目标产出：《图解 K8S》把相关知识点里里外外图示清楚。

若干 K8S 大图

https://www.hi-linux.com/posts/48037.html

https://yq.aliyun.com/articles/149598

https://daihainidewo.github.io/blog/k8s-架构/

Step 1 通读 Concepts 章节，了解基本概念、术语

https://kubernetes.io/docs/concepts/workloads/controllers/deployment/

K8S Object - 注意 Object 这个术语，很有内涵，可以类比编程语言里面的 Object，K8S 的世界也是一个面向对象的世界

• Pod - 苦工对象
• Controller - 包工头对象
  • ReplicaSet - 管理一组 Pod，set of Pod
  • Deployment - 通过拥有 1 ~ N 个 ReplicaSet 实现对 Pod 间接管理（数量、版本，等）

Workloads

Deployment

controllers/nginx-deployment.yaml 
apiVersion: apps/v1
kind: Deployment
metadata:
  name: nginx-deployment
  labels:
    app: nginx
spec:
  replicas: 3
  selector:
    matchLabels:
      app: nginx
  template:
    metadata:
      labels:
        app: nginx
    spec:
      containers:
      - name: nginx
        image: nginx:1.7.9
        ports:
        - containerPort: 80

Deployment is an object which can own ReplicaSets and update them and their Pods via declarative, server-side rolling updates. While ReplicaSets can be used independently, today they’re mainly used by Deployments as a mechanism to orchestrate Pod creation, deletion and updates. When you use Deployments you don’t have to worry about managing the ReplicaSets that they create. Deployments own and manage their ReplicaSets（一个 Object 拥有另一个 Object，**一个 Deployment 可以拥有多个 ReplicaSets**）. As such, it is recommended to use Deployments when you want ReplicaSets.

Here you see that when you first created the Deployment, it created a ReplicaSet (nginx-deployment-2035384211) and scaled it up to 3 replicas directly. When you updated the Deployment, it created a new ReplicaSet (nginx-deployment-1564180365) and scaled it up to 1 and then scaled down the old ReplicaSet to 2, so that at least 2 Pods were available and at most 4 Pods were created at all times. It then continued scaling up and down the new and the old ReplicaSet, with the same rolling update strategy. Finally, you’ll have 3 available replicas in the new ReplicaSet, and the old ReplicaSet is scaled down to 0.（通过创建新的 ReplicaSet 对象实现轮转升级）

StatefulSet

一组 ID 有序（web-0 web-1 web-N …）、有持久化存储及网络的 Pods.

DaemonSet

（给每个 Node 放一个哨兵（Pod））
A DaemonSet ensures that all (or some) Nodes run a copy of a Pod. As nodes are added to the cluster, Pods are added to them. As nodes are removed from the cluster, those Pods are garbage collected. Deleting a DaemonSet will clean up the Pods it created.

Job

（叫一个 Pod 来干活，如果中途 fail 那就再叫一个，干完为止）

CronJob

（定时叫一个 Job 来干活）

Service🤔

Service

A Kubernetes Service is an abstraction which defines a logical set of Pods and a policy by which to access them - sometimes called a micro-service. The set of Pods targeted by a Service is (usually) determined by a Label Selector (see below for why you might want a Service without a selector).

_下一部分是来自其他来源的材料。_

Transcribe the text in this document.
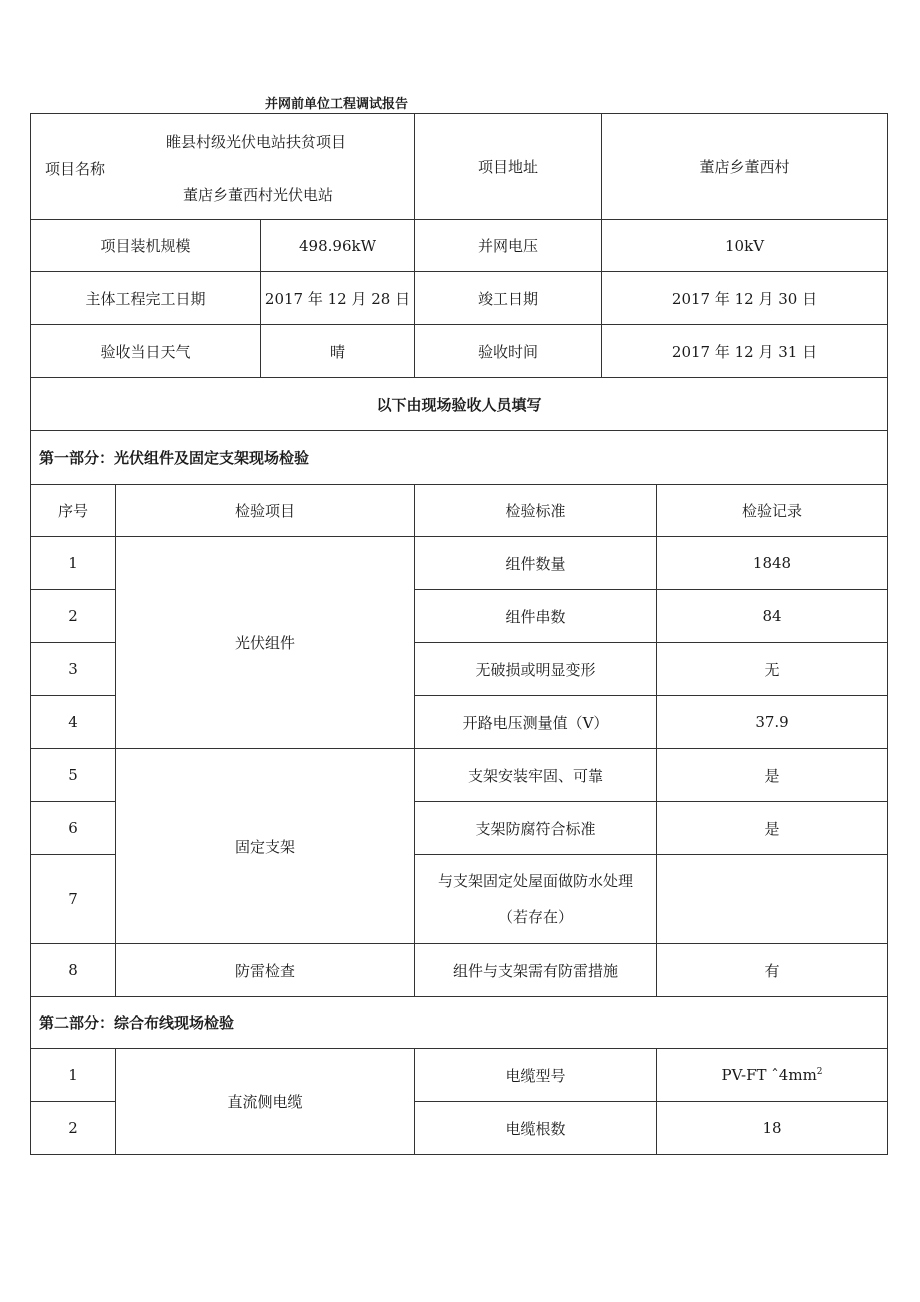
并网前单位工程调试报告
项目名称
睢县村级光伏电站扶贫项目
董店乡董西村光伏电站			项目地址	董店乡董西村	
项目装机规模		498.96kW	并网电压	10kV	
主体工程完工日期		2017 年 12 月 28 日	竣工日期	2017 年 12 月 30 日	
验收当日天气		晴	验收时间	2017 年 12 月 31 日	
以下由现场验收人员填写					
第一部分：光伏组件及固定支架现场检验					
序号	检验项目		检验标准		检验记录
1	光伏组件		组件数量		1848
2			组件串数		84
3			无破损或明显变形		无
4			开路电压测量值（V）		37.9
5	固定支架		支架安装牢固、可靠		是
6			支架防腐符合标准		是
7			与支架固定处屋面做防水处理
（若存在）		

8	防雷检查		组件与支架需有防雷措施		有
第二部分：综合布线现场检验					
1	直流侧电缆		电缆型号		PV-FT $ˆ4mm^2$
2			电缆根数		18
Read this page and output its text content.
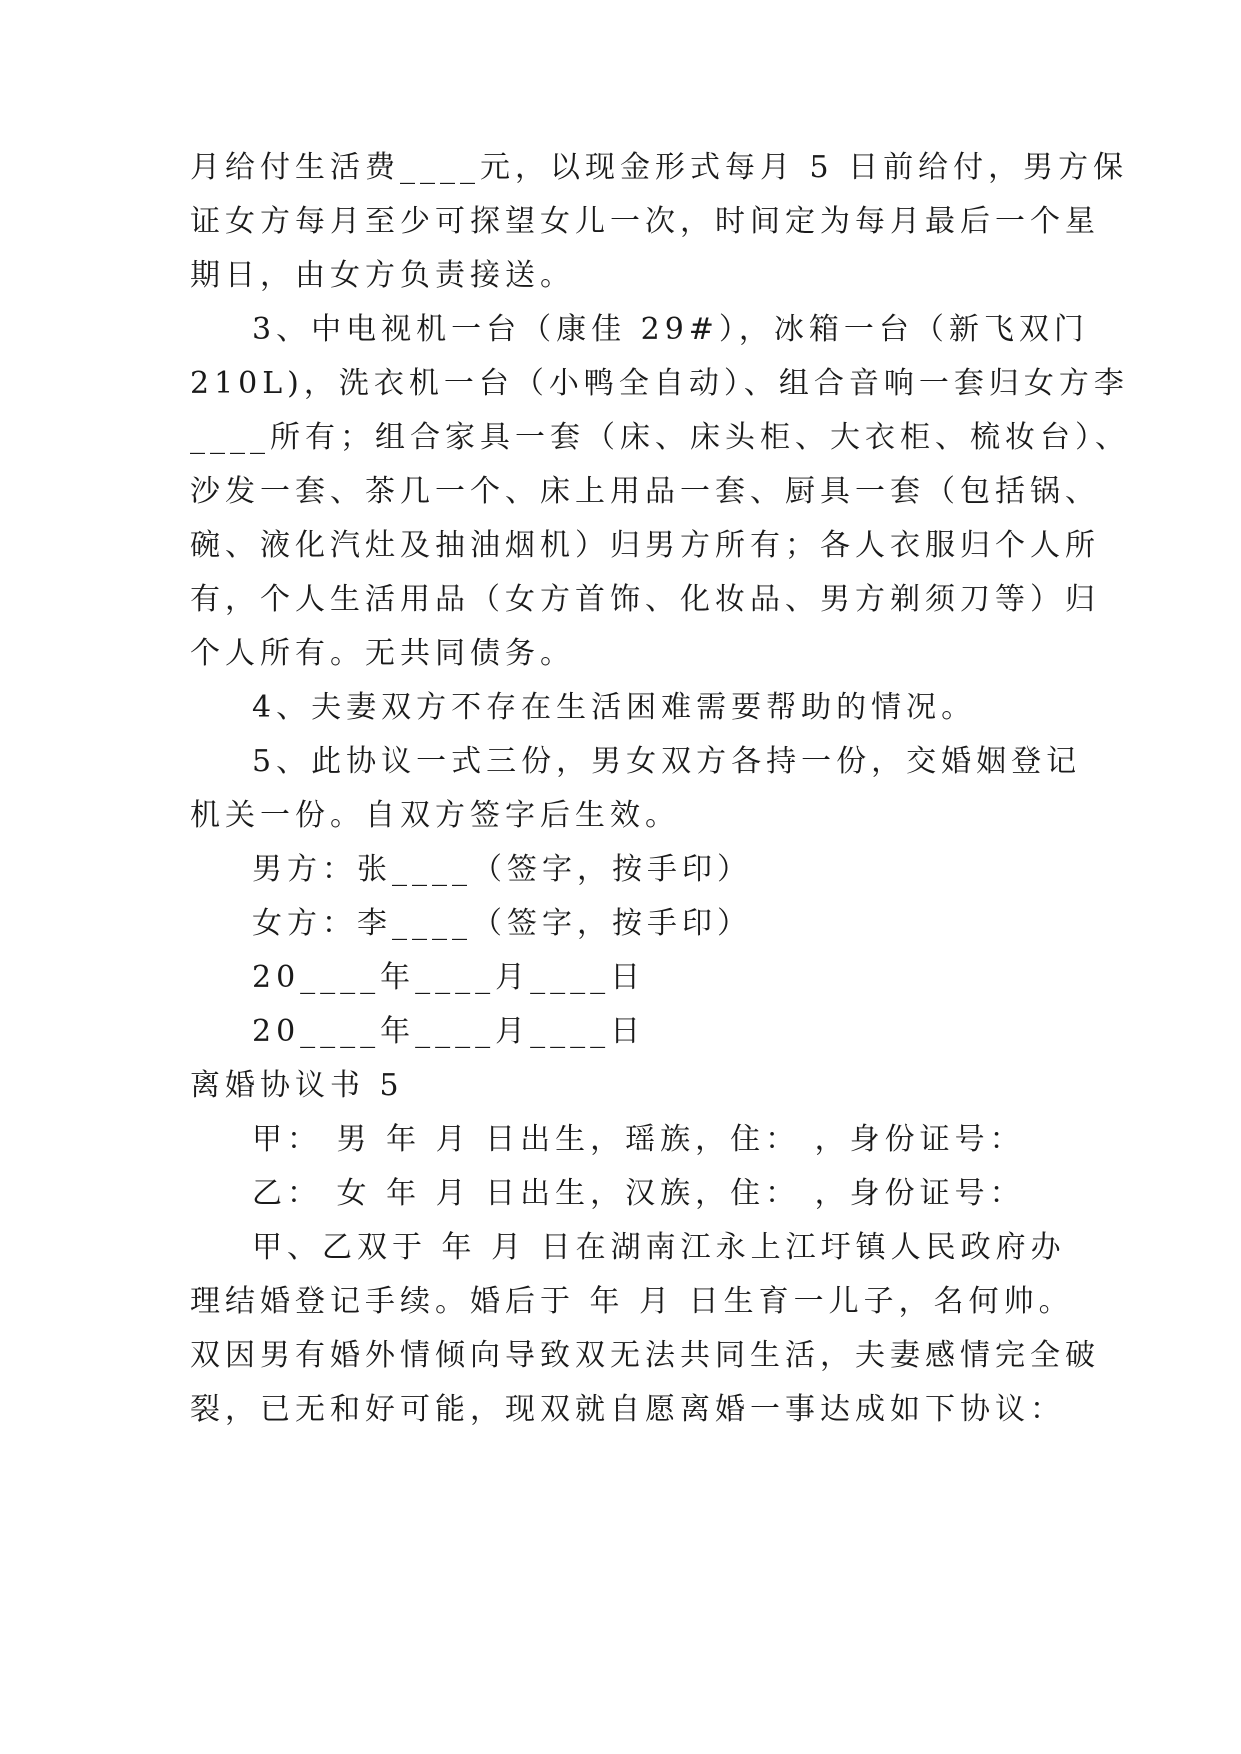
月给付生活费____元，以现金形式每月 5 日前给付，男方保
证女方每月至少可探望女儿一次，时间定为每月最后一个星
期日，由女方负责接送。
3、中电视机一台（康佳 29#），冰箱一台（新飞双门
210L)，洗衣机一台（小鸭全自动）、组合音响一套归女方李
____所有；组合家具一套（床、床头柜、大衣柜、梳妆台）、
沙发一套、茶几一个、床上用品一套、厨具一套（包括锅、
碗、液化汽灶及抽油烟机）归男方所有；各人衣服归个人所
有，个人生活用品（女方首饰、化妆品、男方剃须刀等）归
个人所有。无共同债务。
4、夫妻双方不存在生活困难需要帮助的情况。
5、此协议一式三份，男女双方各持一份，交婚姻登记
机关一份。自双方签字后生效。
男方：张____（签字，按手印）
女方：李____（签字，按手印）
20____年____月____日
20____年____月____日
离婚协议书 5
甲： 男 年 月 日出生，瑶族，住： ，身份证号：
乙： 女 年 月 日出生，汉族，住： ，身份证号：
甲、乙双于 年 月 日在湖南江永上江圩镇人民政府办
理结婚登记手续。婚后于 年 月 日生育一儿子，名何帅。
双因男有婚外情倾向导致双无法共同生活，夫妻感情完全破
裂，已无和好可能，现双就自愿离婚一事达成如下协议：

A Service in Kubernetes is a REST object, similar to a Pod. Like all of the REST objects, a Service definition can be POSTed to the apiserver to create a new instance. For example, suppose you have a set of Pods that each expose port 9376 and carry a label "app=MyApp".

kind: Service
apiVersion: v1
metadata:
  name: my-service
spec:
  selector:
    app: MyApp
  ports:
  - protocol: TCP
    port: 80
    targetPort: 9376

This specification will create a new Service object named “my-service” which targets TCP port 9376 on any Podwith the "app=MyApp" label. This Service will also be assigned an IP address (sometimes called the “cluster IP”), which is used by the service proxies (see below). The Service’s selector will be evaluated continuously and the results will be POSTed to an Endpoints（这是个啥？？） object also named “my-service”

https://coreos.com/kubernetes/docs/latest/services.html

A service is a grouping of pods that are running on the cluster. Services are “cheap” and you can have many services within the cluster. Kubernetes services can efficiently power a microservice architecture.

Services provide important features that are standardized across the cluster: load-balancing, service discovery between applications, and features to support zero-downtime application deployments.

Here’s the JSON representation of the frontend service:

{
    "kind": "Service",
    "apiVersion": "v1",
    "metadata": {
        "name": "Frontend Service"
    },
    "spec": {
        "selector": {
            "app": "webapp",
            "role": "frontend"
        },
        "ports": [
            {
                "name": "https",
                "protocol": "TCP",
                "port": 443,
                "targetPort": 443
            }
        ]
    }
}

Kubernetes services are designed to be a stable abstraction point between the different components of your applications. Contrast this with pods which are being created and destroyed with each software deployment or any time a service requires more capacity.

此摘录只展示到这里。